Threads  |        MEDIAN      |      “Normalized”
   10    |      median_tier1  |   median_tier1
   15    |      median_tier2  |   INT(median_tier2/1.5)
   22    |      median_tier3  |   INT(median_tier3/1.5^2)

The error will (hopefully) not influence the fair measurement of competence as each strategy will be subjected to the same function. The purpose is to have a way to visibly acknowledge any differences.

Results

More results at mcs_variations_benchmarks.xlsx

  • JDK:

    • Amazon Corretto 16.0.2
  • OS:

    • Processor AMD Ryzen 5 5500U with Radeon Graphics 2.10 GHz
    • Installed RAM 16.0 GB (15.3 GB usable)
    • System type 64-bit operating system, x64-based processor
  • Legend

    • sync = Java's synchronize keyword (present in the last chart).
    • std = Java's ReentrantReadWriteLock.
    • unfair_mcs = UnfairMCS main proposal of this study.

    • Second method:

    We sort each Tier inferring WHICH is the strategy with THE LOWEST value (MIN). This is our pivot value. We assign this strategy a value of ONE by dividing it against itself, then we let EVERY OTHER strategy within the same tier to ALSO BE DIVIDED by this MIN. Then we add each strategy of each tier.

The one with the least value will be the fastest.

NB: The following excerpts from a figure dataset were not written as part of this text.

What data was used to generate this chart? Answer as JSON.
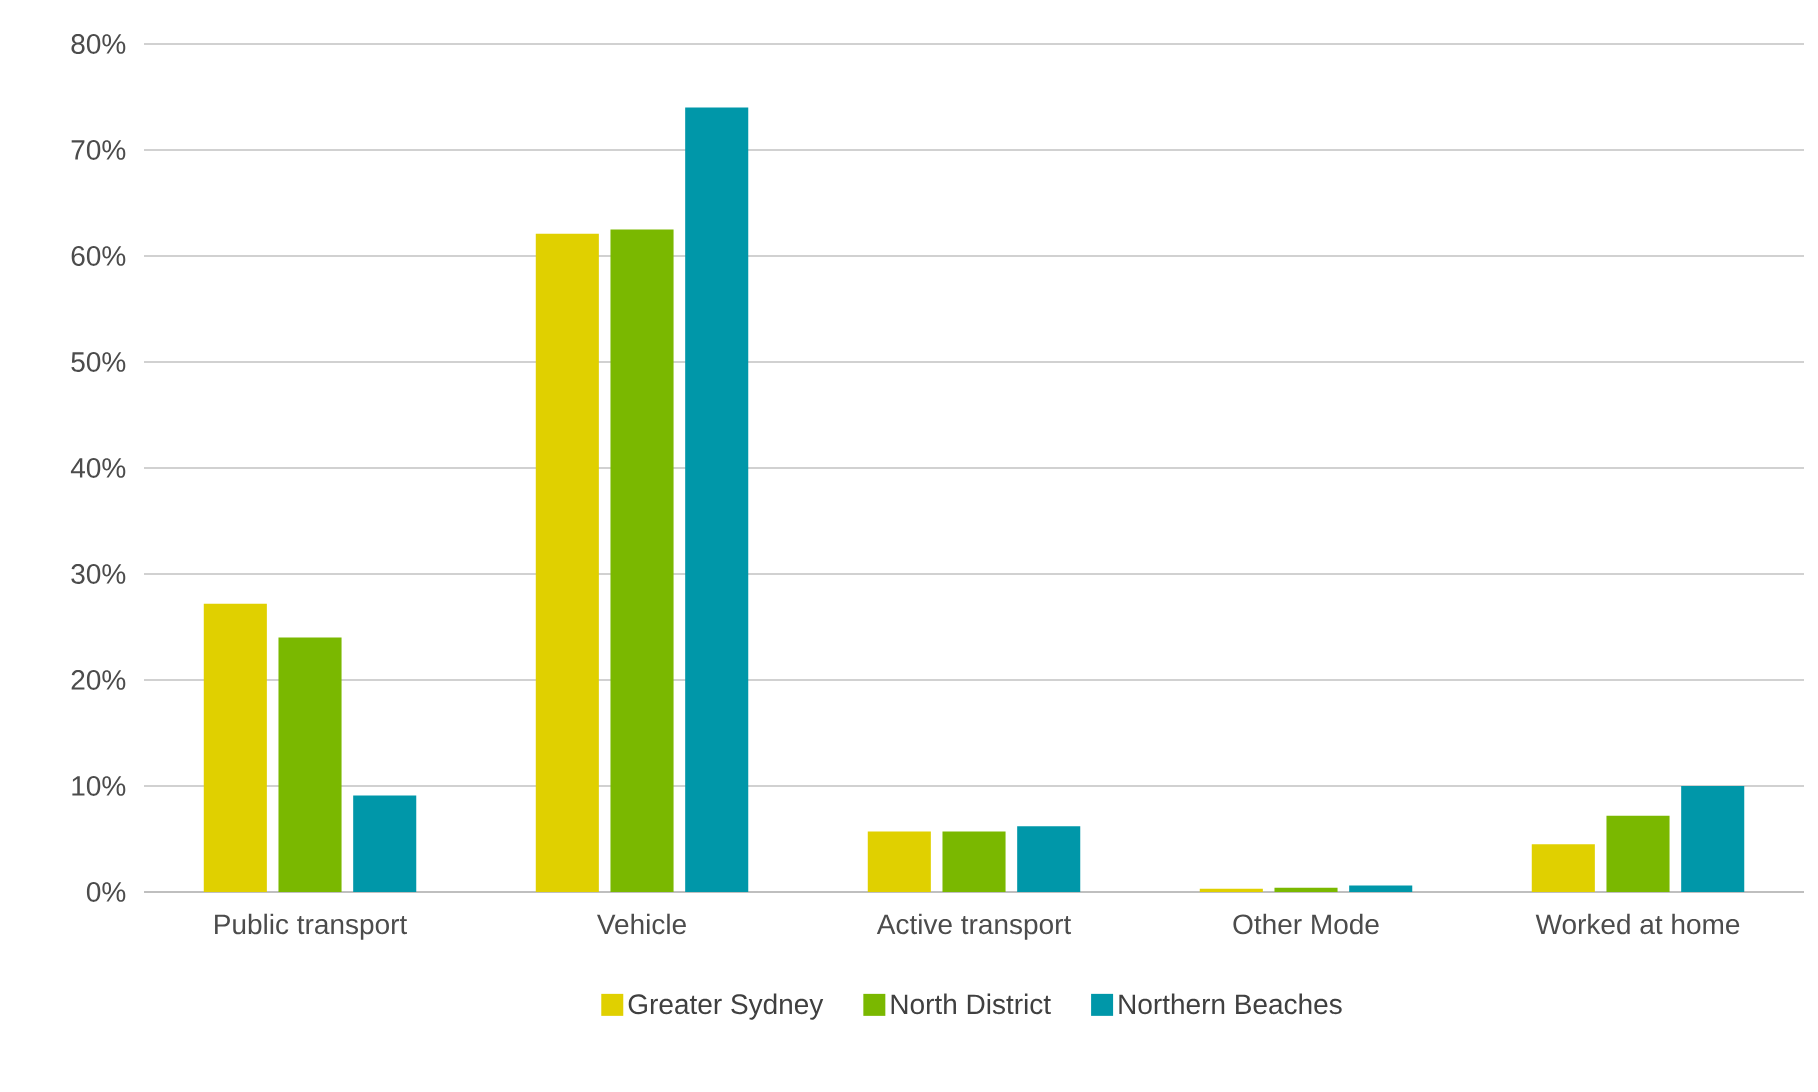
{
  "chart_data": {
    "type": "bar",
    "categories": [
      "Public transport",
      "Vehicle",
      "Active transport",
      "Other Mode",
      "Worked at home"
    ],
    "series": [
      {
        "name": "Greater Sydney",
        "color": "#e0d000",
        "values": [
          27.2,
          62.1,
          5.7,
          0.3,
          4.5
        ]
      },
      {
        "name": "North District",
        "color": "#7ab800",
        "values": [
          24.0,
          62.5,
          5.7,
          0.4,
          7.2
        ]
      },
      {
        "name": "Northern Beaches",
        "color": "#0097a9",
        "values": [
          9.1,
          74.0,
          6.2,
          0.6,
          10.0
        ]
      }
    ],
    "ylim": [
      0,
      80
    ],
    "yticks": [
      {
        "value": 0,
        "label": "0%"
      },
      {
        "value": 10,
        "label": "10%"
      },
      {
        "value": 20,
        "label": "20%"
      },
      {
        "value": 30,
        "label": "30%"
      },
      {
        "value": 40,
        "label": "40%"
      },
      {
        "value": 50,
        "label": "50%"
      },
      {
        "value": 60,
        "label": "60%"
      },
      {
        "value": 70,
        "label": "70%"
      },
      {
        "value": 80,
        "label": "80%"
      }
    ],
    "grid": "y",
    "legend": "bottom"
  }
}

This way we can infer which is “the fastest”, “the slowest” and every other strategy in-between via a heat-map. We call this methodology “Deviations from MIN” which is not given in any percentage value (so not really a “deviation”)… and just shows which is the absolute value difference between each strategy. We don’t need a precise logarithmic measurement since I don’t have the proper hardware for this task (we would need more than 47k Threads to test this.) but in the test results you can begin seeing exponential differences at the tier 20+ which begins to diverge deeply between “std(standard: ReentrantReadWriteLock)” and other MCS variations. I was just interested in “overall ontological fastness”, that’s all.